Oleh: MH. Said Abdullah
Beberapa hari belakangan ini masyarakat Indonesia disuguhi dua pernyataan sosok elite yang menimbulkan tanda tanya serta sedikit kegamangan. Yang pertama pernyataan Ketua Umum Nahdatul Ulama KH. Said Aqil Siraj. Kedua pernyataan mantan Menteri Rizal Ramli.
KH. Said Aqil Siraj dalam acara Harlah Muslimat NU ke 73 mengatakan antara lain bahwa Menteri Agama, Kepala Kemenag, khatib, imam Jumat, imam masjid harus NU. “Karena kalau bukan NU nanti salah semua,” katanya.
Belakangan KH. Said Aqil mengklarifikasi pernyataannya dengan menegaskan bahwa dirinya tak bermaksud menyepelekan pihak lain. “Maksud pernyataan saya, kalau bukan NU nanti amalan amaliah-amaliah NU akan disalah-salahkan semua,” jelas Said Aqil.
Pernyataan kedua disampaikan Rizal Ramli dalam twittnya. Rizal menyebut bahwa Indonesia akan ngutang lagi sebesar 2 milyar dollar dengan yield 11,625 persen. “Itu Yield tertinggi di kawasan karena Vietnam saja mengeluarkan surat utang hanya dengan yield 5 persen,” katanya.
Seperti Said Aqil, belakangan Rizal mengoreksi terkait bunganya. “Mohon maaf, terjadi kesalahaan. Yield 11,625 persen adalah surat utang lama RI. Yield utang terbaru Indonesia sekitar 8,5 persen,” klarifkasi Rizal.
Kementerian Keuangan membantah keseluruhan pernyataan Rizal Ramli. Apa yang disebut Rizal merupakan utang melalui surat utang yang diterbitkan tahun 2009. “Saat ini, imbal hasil atau yield di pasar sekunder untuk bonds Pemerintahan dalam USD untuk tenor 10 tahun adalah sebesar 4,2 persen. Jadi, semua yang dinyatakan Pak Rizal Ramli adalah kesalahan dia dalam membaca data,” tegas Nufransa Wira Sakti, yang mewakili Kementerian Keuangan RI.
Pernyataan Saiq Aqil walau tetap direspon oleh Haedar Nashir, Ketua Umum PP Muhammadiyah namun tetap dalam koridor dialog intelektual sehingga lebih merupakan perbedaan persepsi semata. Apalagi diikuti langkah klarifikasi dari Said Aqil sendiri. “Tetap ciptakan suasana tenang dan ukhuwah, tidak perlu bereaksi melebihi takaran,” tutur Haedar Nashir.

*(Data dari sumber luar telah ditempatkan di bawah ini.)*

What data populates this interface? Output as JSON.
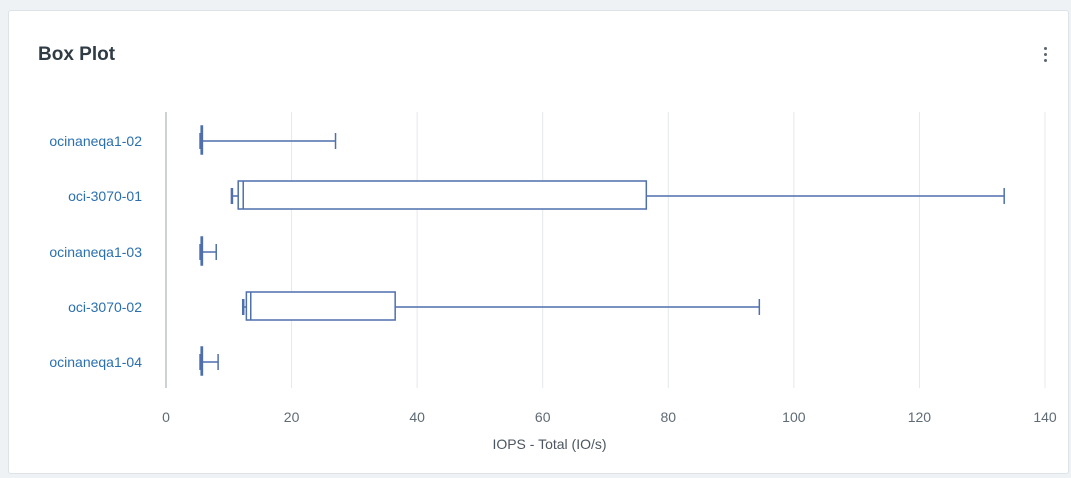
{
  "card": {
    "title": "Box Plot",
    "menu_icon": "kebab-menu-icon"
  },
  "colors": {
    "box": "#4f6fad",
    "grid": "#e5e8eb",
    "axis": "#9aa3ab",
    "category_label": "#2a6fb0"
  },
  "chart_data": {
    "type": "box",
    "orientation": "horizontal",
    "title": "Box Plot",
    "xlabel": "IOPS - Total (IO/s)",
    "ylabel": "",
    "xlim": [
      0,
      140
    ],
    "xticks": [
      0,
      20,
      40,
      60,
      80,
      100,
      120,
      140
    ],
    "grid": true,
    "categories": [
      "ocinaneqa1-02",
      "oci-3070-01",
      "ocinaneqa1-03",
      "oci-3070-02",
      "ocinaneqa1-04"
    ],
    "boxes": [
      {
        "name": "ocinaneqa1-02",
        "min": 5.5,
        "q1": 5.6,
        "median": 5.7,
        "q3": 5.8,
        "max": 27
      },
      {
        "name": "oci-3070-01",
        "min": 10.5,
        "q1": 11.5,
        "median": 12.3,
        "q3": 76.5,
        "max": 133.5
      },
      {
        "name": "ocinaneqa1-03",
        "min": 5.5,
        "q1": 5.6,
        "median": 5.7,
        "q3": 5.8,
        "max": 8
      },
      {
        "name": "oci-3070-02",
        "min": 12.3,
        "q1": 12.8,
        "median": 13.5,
        "q3": 36.5,
        "max": 94.5
      },
      {
        "name": "ocinaneqa1-04",
        "min": 5.5,
        "q1": 5.6,
        "median": 5.7,
        "q3": 5.8,
        "max": 8.3
      }
    ]
  }
}
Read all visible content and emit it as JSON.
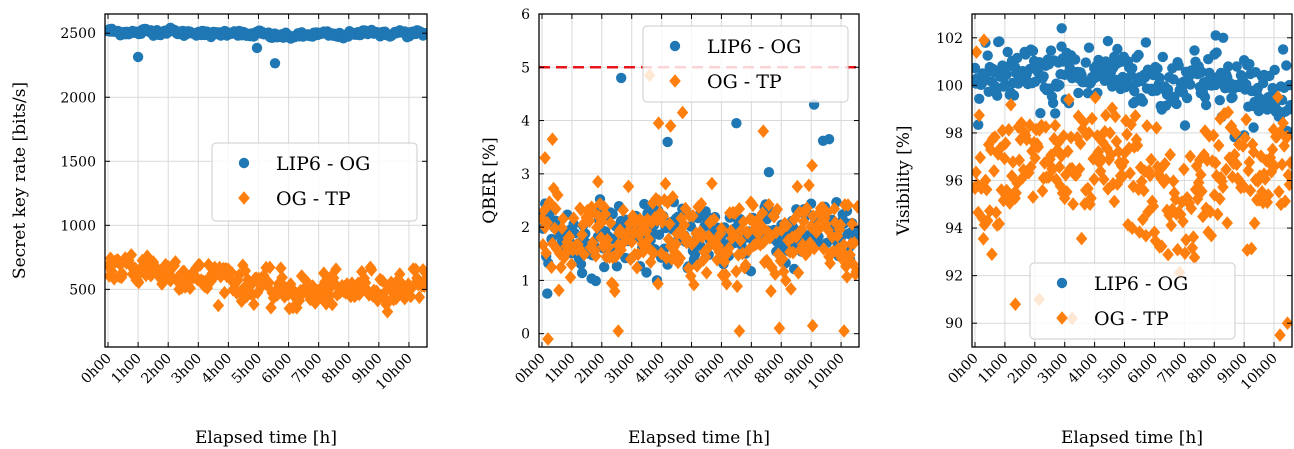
{
  "colors": {
    "lip6_og": "#1f77b4",
    "og_tp": "#ff7f0e",
    "threshold": "#e8161b"
  },
  "chart_data": [
    {
      "type": "scatter",
      "xlabel": "Elapsed time [h]",
      "ylabel": "Secret key rate [bits/s]",
      "xlim": [
        -0.1,
        10.6
      ],
      "ylim": [
        50,
        2650
      ],
      "xticks": [
        0,
        1,
        2,
        3,
        4,
        5,
        6,
        7,
        8,
        9,
        10
      ],
      "xtick_labels": [
        "0h00",
        "1h00",
        "2h00",
        "3h00",
        "4h00",
        "5h00",
        "6h00",
        "7h00",
        "8h00",
        "9h00",
        "10h00"
      ],
      "yticks": [
        500,
        1000,
        1500,
        2000,
        2500
      ],
      "ytick_labels": [
        "500",
        "1000",
        "1500",
        "2000",
        "2500"
      ],
      "grid": true,
      "legend": {
        "position": "center-right",
        "entries": [
          "LIP6 - OG",
          "OG - TP"
        ]
      },
      "series": [
        {
          "name": "LIP6 - OG",
          "marker": "circle",
          "color": "#1f77b4",
          "x": [
            0,
            0.25,
            0.5,
            0.75,
            1,
            1.25,
            1.5,
            1.75,
            2,
            2.25,
            2.5,
            2.75,
            3,
            3.25,
            3.5,
            3.75,
            4,
            4.25,
            4.5,
            4.75,
            5,
            5.25,
            5.5,
            5.75,
            6,
            6.25,
            6.5,
            6.75,
            7,
            7.25,
            7.5,
            7.75,
            8,
            8.25,
            8.5,
            8.75,
            9,
            9.25,
            9.5,
            9.75,
            10,
            10.25,
            10.5
          ],
          "y": [
            2520,
            2515,
            2505,
            2510,
            2500,
            2522,
            2512,
            2508,
            2520,
            2514,
            2498,
            2510,
            2505,
            2495,
            2490,
            2500,
            2508,
            2512,
            2490,
            2485,
            2505,
            2490,
            2475,
            2480,
            2470,
            2485,
            2480,
            2488,
            2492,
            2496,
            2485,
            2478,
            2490,
            2486,
            2512,
            2520,
            2496,
            2488,
            2500,
            2510,
            2492,
            2505,
            2495
          ],
          "outliers": [
            [
              1.0,
              2315
            ],
            [
              4.95,
              2385
            ],
            [
              5.55,
              2265
            ]
          ]
        },
        {
          "name": "OG - TP",
          "marker": "diamond",
          "color": "#ff7f0e",
          "x": [
            0,
            0.25,
            0.5,
            0.75,
            1,
            1.25,
            1.5,
            1.75,
            2,
            2.25,
            2.5,
            2.75,
            3,
            3.25,
            3.5,
            3.75,
            4,
            4.25,
            4.5,
            4.75,
            5,
            5.25,
            5.5,
            5.75,
            6,
            6.25,
            6.5,
            6.75,
            7,
            7.25,
            7.5,
            7.75,
            8,
            8.25,
            8.5,
            8.75,
            9,
            9.25,
            9.5,
            9.75,
            10,
            10.25,
            10.5
          ],
          "y": [
            660,
            700,
            640,
            710,
            620,
            680,
            690,
            600,
            640,
            670,
            610,
            590,
            600,
            560,
            620,
            590,
            630,
            560,
            540,
            510,
            570,
            520,
            470,
            520,
            470,
            450,
            500,
            480,
            430,
            520,
            480,
            470,
            490,
            510,
            530,
            540,
            500,
            520,
            480,
            520,
            530,
            560,
            580
          ],
          "spread": 130
        }
      ]
    },
    {
      "type": "scatter",
      "xlabel": "Elapsed time [h]",
      "ylabel": "QBER [%]",
      "xlim": [
        -0.1,
        10.6
      ],
      "ylim": [
        -0.25,
        6.0
      ],
      "xticks": [
        0,
        1,
        2,
        3,
        4,
        5,
        6,
        7,
        8,
        9,
        10
      ],
      "xtick_labels": [
        "0h00",
        "1h00",
        "2h00",
        "3h00",
        "4h00",
        "5h00",
        "6h00",
        "7h00",
        "8h00",
        "9h00",
        "10h00"
      ],
      "yticks": [
        0,
        1,
        2,
        3,
        4,
        5,
        6
      ],
      "ytick_labels": [
        "0",
        "1",
        "2",
        "3",
        "4",
        "5",
        "6"
      ],
      "grid": true,
      "threshold_line": {
        "y": 5,
        "style": "dashed"
      },
      "legend": {
        "position": "top-right",
        "entries": [
          "LIP6 - OG",
          "OG - TP"
        ]
      },
      "series": [
        {
          "name": "LIP6 - OG",
          "marker": "circle",
          "color": "#1f77b4",
          "x": [
            0,
            0.5,
            1,
            1.5,
            2,
            2.5,
            3,
            3.5,
            4,
            4.5,
            5,
            5.5,
            6,
            6.5,
            7,
            7.5,
            8,
            8.5,
            9,
            9.5,
            10,
            10.5
          ],
          "y": [
            1.7,
            1.9,
            1.8,
            1.6,
            1.9,
            1.8,
            1.9,
            1.7,
            1.8,
            1.9,
            1.8,
            2.0,
            1.7,
            1.9,
            1.8,
            2.1,
            1.8,
            1.7,
            2.0,
            1.9,
            1.9,
            1.8
          ],
          "spread": 0.6,
          "outliers": [
            [
              2.65,
              4.8
            ],
            [
              6.5,
              3.95
            ],
            [
              9.1,
              4.3
            ],
            [
              9.4,
              3.62
            ],
            [
              9.6,
              3.65
            ],
            [
              4.2,
              3.6
            ]
          ]
        },
        {
          "name": "OG - TP",
          "marker": "diamond",
          "color": "#ff7f0e",
          "x": [
            0,
            0.5,
            1,
            1.5,
            2,
            2.5,
            3,
            3.5,
            4,
            4.5,
            5,
            5.5,
            6,
            6.5,
            7,
            7.5,
            8,
            8.5,
            9,
            9.5,
            10,
            10.5
          ],
          "y": [
            1.8,
            1.9,
            1.7,
            1.8,
            1.9,
            1.8,
            1.8,
            2.0,
            2.1,
            1.9,
            1.8,
            1.9,
            1.8,
            1.7,
            1.9,
            1.8,
            1.7,
            1.8,
            1.9,
            1.8,
            1.7,
            1.8
          ],
          "spread": 0.8,
          "outliers": [
            [
              0.2,
              -0.1
            ],
            [
              0.1,
              3.3
            ],
            [
              0.35,
              3.65
            ],
            [
              4.7,
              4.15
            ],
            [
              3.9,
              3.95
            ],
            [
              4.3,
              3.9
            ],
            [
              7.4,
              3.8
            ],
            [
              10.1,
              0.05
            ],
            [
              9.05,
              0.15
            ],
            [
              2.55,
              0.05
            ],
            [
              6.6,
              0.05
            ],
            [
              3.6,
              4.85
            ]
          ]
        }
      ]
    },
    {
      "type": "scatter",
      "xlabel": "Elapsed time [h]",
      "ylabel": "Visibility [%]",
      "xlim": [
        -0.1,
        10.6
      ],
      "ylim": [
        89.0,
        103.0
      ],
      "xticks": [
        0,
        1,
        2,
        3,
        4,
        5,
        6,
        7,
        8,
        9,
        10
      ],
      "xtick_labels": [
        "0h00",
        "1h00",
        "2h00",
        "3h00",
        "4h00",
        "5h00",
        "6h00",
        "7h00",
        "8h00",
        "9h00",
        "10h00"
      ],
      "yticks": [
        90,
        92,
        94,
        96,
        98,
        100,
        102
      ],
      "ytick_labels": [
        "90",
        "92",
        "94",
        "96",
        "98",
        "100",
        "102"
      ],
      "grid": true,
      "legend": {
        "position": "lower-center",
        "entries": [
          "LIP6 - OG",
          "OG - TP"
        ]
      },
      "series": [
        {
          "name": "LIP6 - OG",
          "marker": "circle",
          "color": "#1f77b4",
          "x": [
            0,
            0.5,
            1,
            1.5,
            2,
            2.5,
            3,
            3.5,
            4,
            4.5,
            5,
            5.5,
            6,
            6.5,
            7,
            7.5,
            8,
            8.5,
            9,
            9.5,
            10,
            10.5
          ],
          "y": [
            99.8,
            100.3,
            100.5,
            100.2,
            100.4,
            100.1,
            100.6,
            100.3,
            100.4,
            100.7,
            100.5,
            100.4,
            100.2,
            100.0,
            100.3,
            100.5,
            100.1,
            99.9,
            99.8,
            99.7,
            99.9,
            99.8
          ],
          "spread": 1.4,
          "outliers": [
            [
              2.9,
              102.4
            ],
            [
              8.05,
              102.1
            ],
            [
              8.3,
              102.0
            ],
            [
              9.0,
              97.9
            ]
          ]
        },
        {
          "name": "OG - TP",
          "marker": "diamond",
          "color": "#ff7f0e",
          "x": [
            0,
            0.5,
            1,
            1.5,
            2,
            2.5,
            3,
            3.5,
            4,
            4.5,
            5,
            5.5,
            6,
            6.5,
            7,
            7.5,
            8,
            8.5,
            9,
            9.5,
            10,
            10.5
          ],
          "y": [
            95.8,
            96.2,
            97.0,
            96.5,
            96.8,
            97.0,
            96.5,
            96.0,
            96.4,
            96.8,
            96.6,
            96.2,
            95.4,
            94.8,
            94.6,
            95.0,
            96.5,
            97.2,
            96.0,
            95.5,
            96.8,
            96.5
          ],
          "spread": 2.6,
          "outliers": [
            [
              0.05,
              101.4
            ],
            [
              0.3,
              101.9
            ],
            [
              10.2,
              89.5
            ],
            [
              10.45,
              90.0
            ],
            [
              1.35,
              90.8
            ],
            [
              2.15,
              91.0
            ],
            [
              3.25,
              90.2
            ],
            [
              8.2,
              98.6
            ]
          ]
        }
      ]
    }
  ]
}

Sekalipun dua pernyataan sosok elite itu sejauh ini teredam sehingga terhindar melebar namun tetap perlu menjadi pembelajaran bagi siapapun. Bahwa dalam tahun politik seperti sekarang ini perlu diterapkan ekstra kehati-hatian dalam menyampaikan pernyataan terutama yang disebarkan ke media sosial dari para elite yang relatif memiliki pendukung.

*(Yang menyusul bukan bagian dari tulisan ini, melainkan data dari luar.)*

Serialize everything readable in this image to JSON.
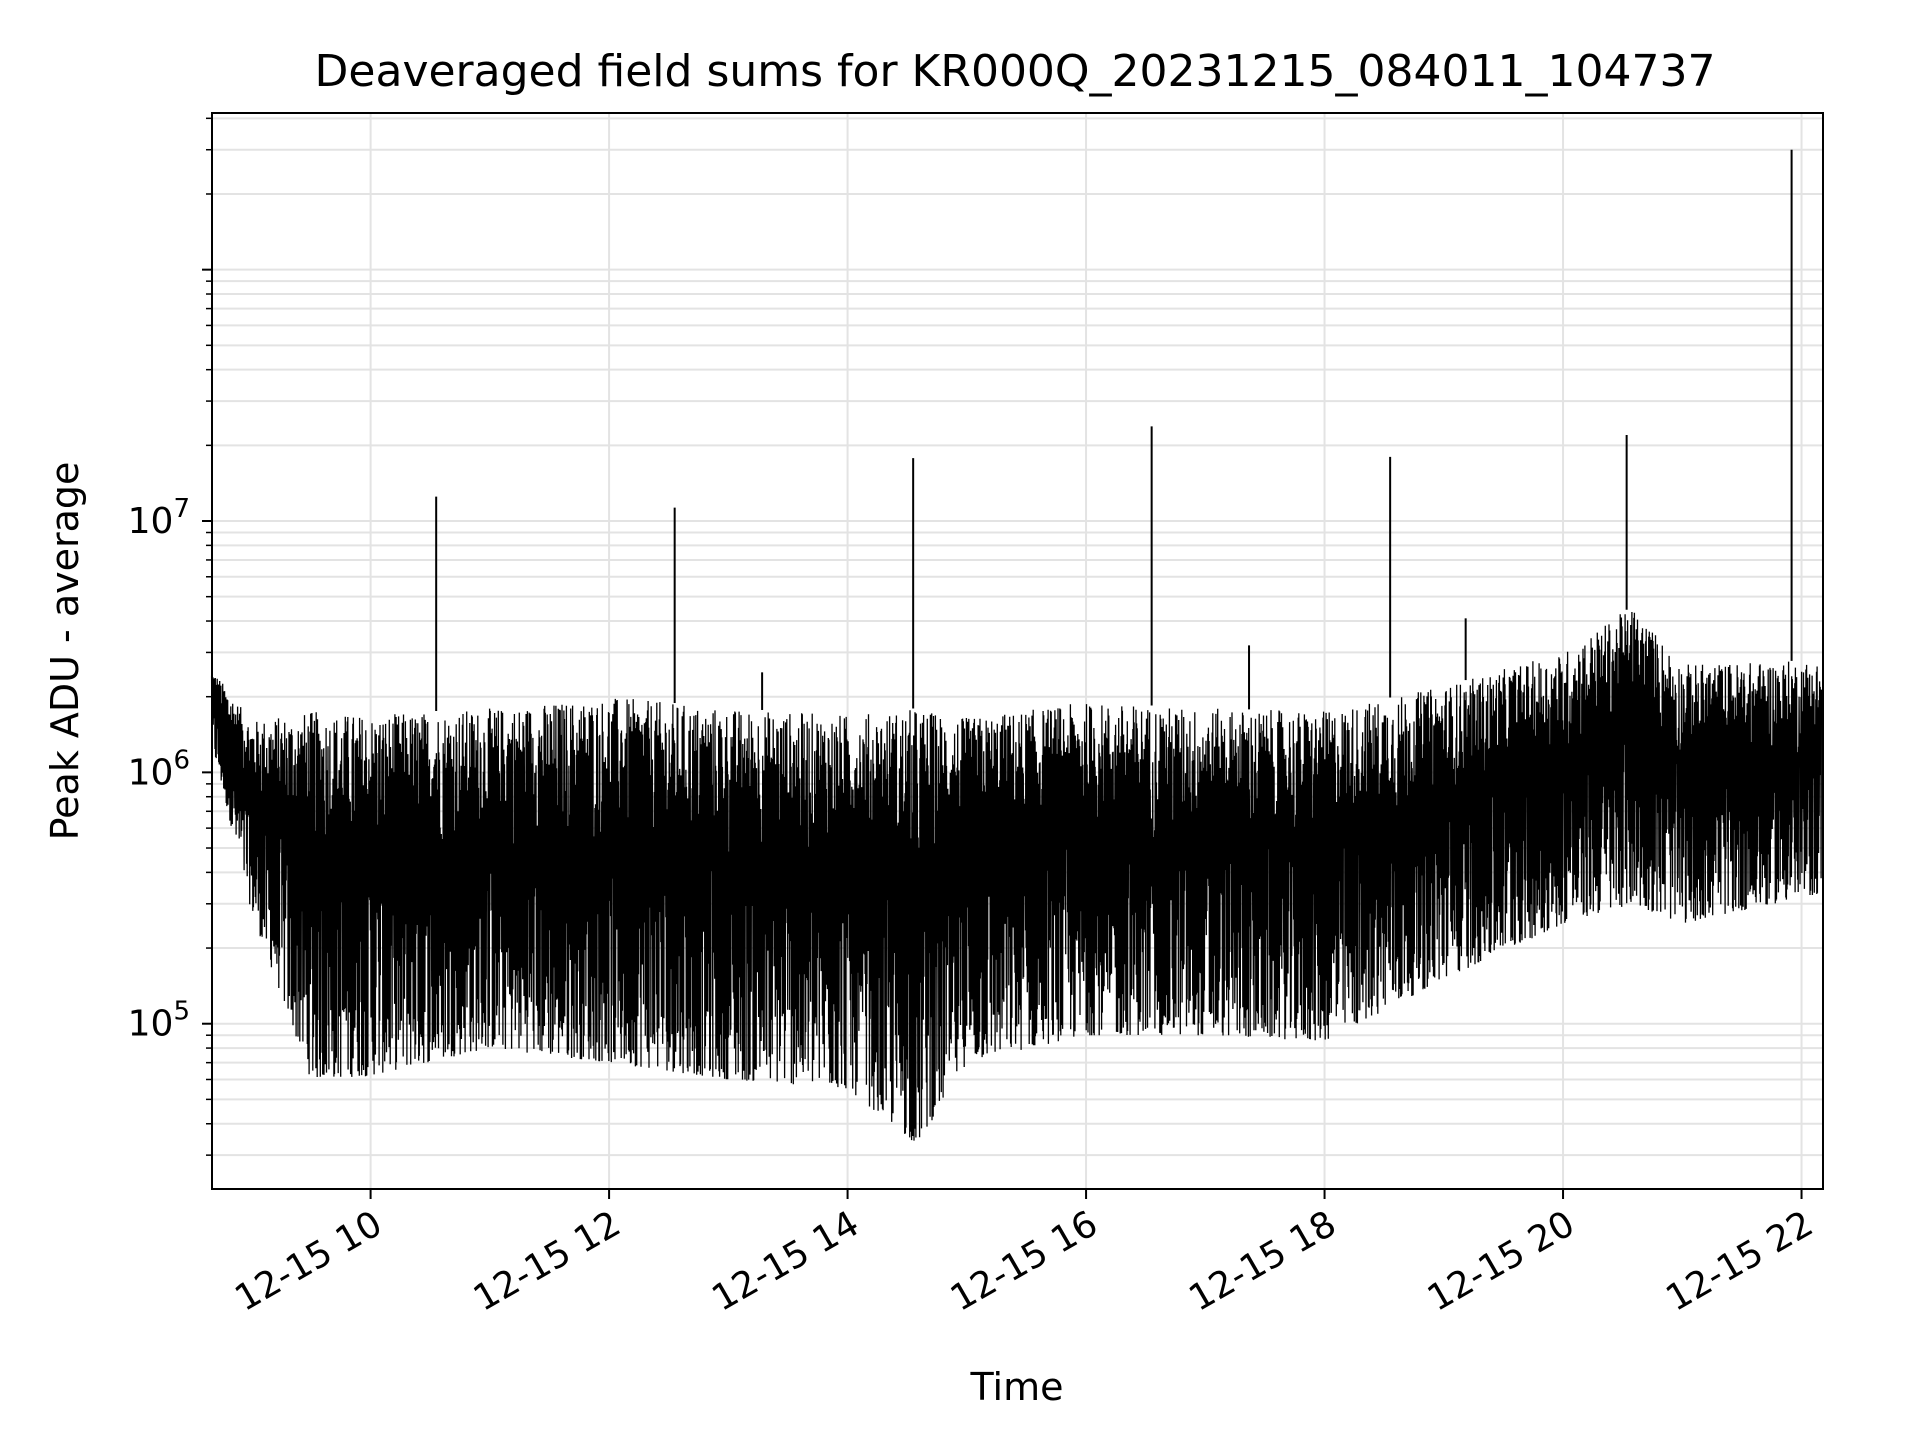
{
  "chart_data": {
    "type": "line",
    "title": "Deaveraged field sums for KR000Q_20231215_084011_104737",
    "xlabel": "Time",
    "ylabel": "Peak ADU - average",
    "x_ticks": [
      "12-15 10",
      "12-15 12",
      "12-15 14",
      "12-15 16",
      "12-15 18",
      "12-15 20",
      "12-15 22"
    ],
    "x_tick_hours": [
      10,
      12,
      14,
      16,
      18,
      20,
      22
    ],
    "xlim_hours": [
      8.67,
      22.18
    ],
    "y_scale": "log",
    "ylim": [
      22000,
      420000000
    ],
    "y_ticks": [
      {
        "base": "10",
        "exp": "5",
        "value": 100000
      },
      {
        "base": "10",
        "exp": "6",
        "value": 1000000
      },
      {
        "base": "10",
        "exp": "7",
        "value": 10000000
      }
    ],
    "grid": true,
    "line_color": "#000000",
    "spikes": [
      {
        "x": "2023-12-15 10:33",
        "y": 12500000
      },
      {
        "x": "2023-12-15 12:33",
        "y": 11300000
      },
      {
        "x": "2023-12-15 13:17",
        "y": 2500000
      },
      {
        "x": "2023-12-15 14:33",
        "y": 17800000
      },
      {
        "x": "2023-12-15 16:33",
        "y": 23800000
      },
      {
        "x": "2023-12-15 17:22",
        "y": 3200000
      },
      {
        "x": "2023-12-15 18:33",
        "y": 18000000
      },
      {
        "x": "2023-12-15 19:11",
        "y": 4100000
      },
      {
        "x": "2023-12-15 20:32",
        "y": 22000000
      },
      {
        "x": "2023-12-15 21:55",
        "y": 300000000
      }
    ],
    "envelope": [
      {
        "x": "2023-12-15 08:40",
        "low": 1300000,
        "high": 2600000
      },
      {
        "x": "2023-12-15 09:00",
        "low": 280000,
        "high": 1600000
      },
      {
        "x": "2023-12-15 09:30",
        "low": 60000,
        "high": 1750000
      },
      {
        "x": "2023-12-15 10:00",
        "low": 62000,
        "high": 1700000
      },
      {
        "x": "2023-12-15 11:00",
        "low": 80000,
        "high": 1800000
      },
      {
        "x": "2023-12-15 12:00",
        "low": 70000,
        "high": 2000000
      },
      {
        "x": "2023-12-15 13:00",
        "low": 60000,
        "high": 1800000
      },
      {
        "x": "2023-12-15 14:00",
        "low": 55000,
        "high": 1700000
      },
      {
        "x": "2023-12-15 14:35",
        "low": 33000,
        "high": 1800000
      },
      {
        "x": "2023-12-15 15:00",
        "low": 70000,
        "high": 1650000
      },
      {
        "x": "2023-12-15 16:00",
        "low": 90000,
        "high": 1900000
      },
      {
        "x": "2023-12-15 17:00",
        "low": 90000,
        "high": 1800000
      },
      {
        "x": "2023-12-15 18:00",
        "low": 85000,
        "high": 1750000
      },
      {
        "x": "2023-12-15 19:00",
        "low": 150000,
        "high": 2200000
      },
      {
        "x": "2023-12-15 20:00",
        "low": 250000,
        "high": 3000000
      },
      {
        "x": "2023-12-15 20:35",
        "low": 300000,
        "high": 4600000
      },
      {
        "x": "2023-12-15 21:00",
        "low": 250000,
        "high": 2700000
      },
      {
        "x": "2023-12-15 22:10",
        "low": 330000,
        "high": 2800000
      }
    ]
  }
}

Baik Said Aqil maupun Rizal Ramli merupakan dua sosok yang apabila menyampaikan pernyataan atau bersikap akan menarik perhatian setidaknya dari komunitasnya ataupun para simpatisannya. Pernyataan dan sikap keduanya tentu akan memberikan dampak sosial bila ternyata salah dan tidak diikuti antisipasi melalui klarifikasi maupun koreksi obyektif.
Namun demikian bagaimanapun dua sosok tokoh nasional itu walau sempat terpeleset namun dengan jiwa besar keduanya berkenan mengoreksi atau meluruskan pernyataannya sehingga perlu mendapat apresiasi. Para elite lainnya perlu –tidak hanya pembelajaran agar berhati-hati- namun juga kejujuran dan kedewasaan untuk memperbaiki atau meluruskan pernyataannya.

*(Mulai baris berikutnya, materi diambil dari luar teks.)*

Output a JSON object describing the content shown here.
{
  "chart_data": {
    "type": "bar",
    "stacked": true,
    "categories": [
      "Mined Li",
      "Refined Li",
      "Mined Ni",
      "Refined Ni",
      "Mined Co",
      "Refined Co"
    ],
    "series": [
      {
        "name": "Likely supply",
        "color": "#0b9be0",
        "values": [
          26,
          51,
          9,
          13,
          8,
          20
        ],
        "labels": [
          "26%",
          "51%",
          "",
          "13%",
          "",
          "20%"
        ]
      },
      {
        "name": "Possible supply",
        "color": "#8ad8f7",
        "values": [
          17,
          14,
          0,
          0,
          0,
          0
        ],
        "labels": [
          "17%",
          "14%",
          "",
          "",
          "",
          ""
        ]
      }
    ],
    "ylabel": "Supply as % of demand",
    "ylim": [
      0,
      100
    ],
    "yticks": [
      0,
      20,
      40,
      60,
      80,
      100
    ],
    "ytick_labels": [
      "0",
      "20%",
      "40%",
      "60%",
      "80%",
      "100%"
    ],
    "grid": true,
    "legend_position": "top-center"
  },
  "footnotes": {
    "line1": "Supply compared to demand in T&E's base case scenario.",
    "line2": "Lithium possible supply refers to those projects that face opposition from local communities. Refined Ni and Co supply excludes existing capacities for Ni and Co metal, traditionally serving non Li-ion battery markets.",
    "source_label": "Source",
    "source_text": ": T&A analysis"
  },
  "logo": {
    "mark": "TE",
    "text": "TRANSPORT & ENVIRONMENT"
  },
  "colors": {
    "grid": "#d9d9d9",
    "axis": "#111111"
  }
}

Penegasan ini penting karena di tengah suasana persaingan menjelang Pilpres dan Pileg ini masih ada mereka yang disebut tokoh nasional justru secara sadar membombardir public dengan berbagai pernyataan kasar serta kurang mendidik. Kata-kata kasar yang terlontar itu makin membuat suasana ketegangan yang potensial memantik konflik sosial di tengah masyarakat.
Ayo kawal kedamaian negeri ini dengan kedewasaan dan semangat persaudaraan agar Pemilu 2019 berjalan jujur, adil, damai untuk modal menuju Indonesia hebat.